The designs that filled GM’s exhibition hall were heralded by the press, with headlines like “Dream Cars Pamper Girls.” While Vanderbilt appreciated the exposure and the rare opportunity to give interviews to press, she disliked designing female-focused concept cars, derogatorily dubbed “Fern cars.” They not only distracted from the real work at hand, they also drove home the misconception that she was only designing for women—and that her responsibilities were different or lesser than those of her testerone-laden colleagues. “We were always the ‘la femmes,’ or we were the female designers,” she once said. “What distressed most of us was that we could never be identified as just designers.”
Though their roles were not publicized, the women did receive internal recognition for their work on products for both sexes. “We particularly enjoyed proving to our male counterparts that we are not in the business to add lace doilies to seat backs or rhinestones to the carpets, but to make the automobile just as usable and attractive to both men and women as we possibly can,” Vanderbilt explained in an address she gave to the Midwest College Placement Association.
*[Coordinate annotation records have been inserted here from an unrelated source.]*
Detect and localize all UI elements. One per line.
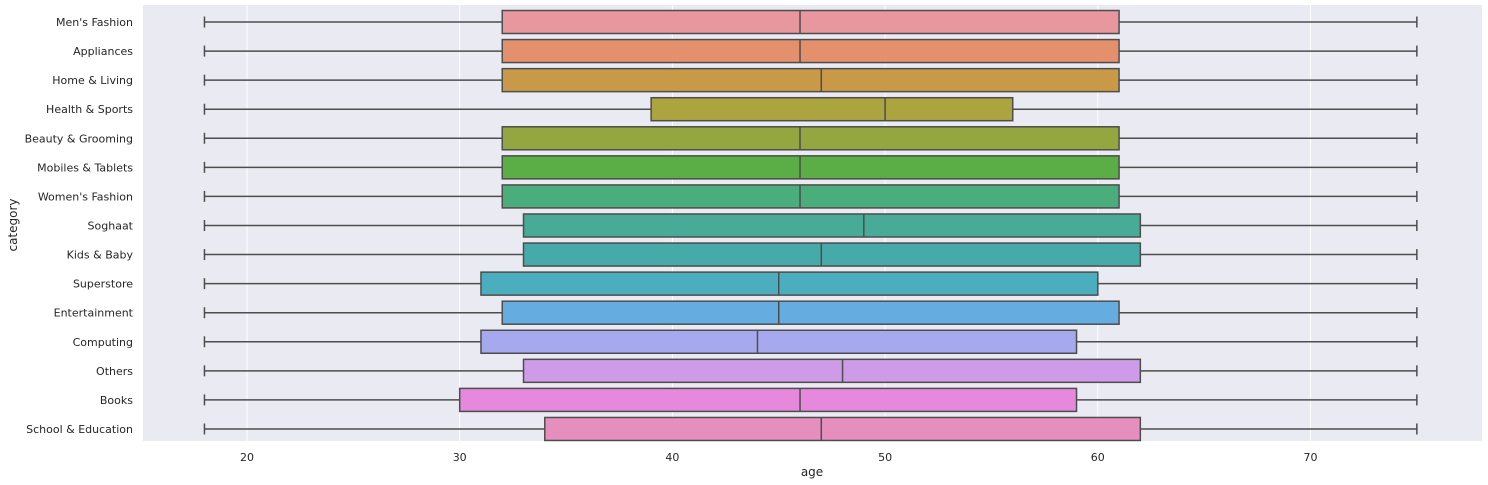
iqr-box — [544, 416, 1142, 442]
boxes — [203, 9, 1418, 442]
x-tick-labels: 20 30 40 50 60 70 — [240, 451, 1318, 464]
y-tick-label: Home & Living — [52, 74, 133, 87]
box-12 — [203, 358, 1418, 384]
x-tick-label: 70 — [1304, 451, 1318, 464]
y-axis-label: category — [6, 198, 20, 251]
y-tick-label: Appliances — [73, 45, 133, 58]
y-tick-labels: Men's Fashion Appliances Home & Living Heal… — [25, 16, 134, 436]
box-8 — [203, 242, 1418, 267]
box-10 — [203, 300, 1418, 325]
y-tick-label: Men's Fashion — [56, 16, 133, 29]
y-tick-label: Mobiles & Tablets — [37, 161, 133, 174]
iqr-box — [501, 9, 1120, 35]
y-tick-label: Others — [96, 365, 133, 378]
box-0 — [203, 9, 1418, 35]
iqr-box — [501, 67, 1120, 93]
box-1 — [203, 38, 1418, 64]
x-tick-label: 40 — [665, 451, 679, 464]
y-tick-label: Computing — [73, 336, 133, 349]
box-9 — [203, 271, 1418, 296]
box-2 — [203, 67, 1418, 93]
box-13 — [203, 387, 1418, 413]
x-tick-label: 60 — [1091, 451, 1105, 464]
y-tick-label: School & Education — [26, 423, 133, 436]
iqr-box — [522, 242, 1142, 267]
x-tick-label: 30 — [453, 451, 467, 464]
box-6 — [203, 184, 1418, 209]
x-axis-label: age — [801, 465, 823, 479]
y-tick-label: Superstore — [73, 278, 133, 291]
box-5 — [203, 155, 1418, 180]
y-tick-label: Women's Fashion — [38, 190, 133, 203]
x-tick-label: 50 — [878, 451, 892, 464]
y-tick-label: Health & Sports — [46, 103, 133, 116]
iqr-box — [501, 126, 1120, 151]
y-tick-label: Beauty & Grooming — [25, 132, 133, 145]
y-tick-label: Entertainment — [54, 307, 134, 320]
y-tick-label: Kids & Baby — [67, 249, 134, 262]
box-3 — [203, 96, 1418, 122]
iqr-box — [650, 96, 1014, 122]
box-4 — [203, 126, 1418, 151]
iqr-box — [501, 38, 1120, 64]
iqr-box — [480, 329, 1078, 355]
iqr-box — [480, 271, 1099, 296]
y-tick-label: Soghaat — [88, 219, 134, 232]
iqr-box — [501, 300, 1120, 325]
iqr-box — [458, 387, 1078, 413]
box-7 — [203, 213, 1418, 238]
box-11 — [203, 329, 1418, 355]
y-tick-label: Books — [100, 394, 133, 407]
iqr-box — [501, 155, 1120, 180]
iqr-box — [522, 213, 1142, 238]
iqr-box — [501, 184, 1120, 209]
iqr-box — [522, 358, 1142, 384]
x-tick-label: 20 — [240, 451, 254, 464]
box-14 — [203, 416, 1418, 442]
For her part, Vanderbilt stayed on at GM for 23 years, rising up through the ranks (albeit with more difficulty than most men), and eventually landing the position of senior designer. But most of the women hired alongside her left after several years. When Earl retired in 1958, his successor, Bill Mitchell, didn’t harbor “the same value for female designers,” said Skarsgard.
Image courtesy of General Motors LLC.
Skarsgard is realistic about the limited impact of GM’s mid-1950s effort to hire more women designers. She’s more interested in the perseverance of each individual designer, and the careers they realized post–“Damsels of Design.”
Kavanaugh made her way to Los Angeles, where she set up her own studio next to Frank Gehry and went on to design textiles, products, interiors, furniture, and graphics—a practice for which she won the 2016 AIGA medal. Sauer joined the Studebaker Avanti design team, helping realize what the company referred to as “America’s Only 4 Passenger High-Performance Personal Car.” Glennie crafted interiors for British car manufacturer Vauxhall, and later devised lighting systems for GTE Sylvania. Arnold joined IBM in 1963, and was the first woman at the tech company to receive a patent, for the sleek, compact design of the 1301 Disk Storage Unit.
“I would never want to oversell the idea that this a groundbreaking, amazing thing that changed design,” Skarsgard explained of the designers’ work at GM. “It was a small thing that led to bigger things.” She continued: “Somebody has to crack the ceiling. They may not bust through it, but they make it weaker so by the time years go by, eventually things do change.”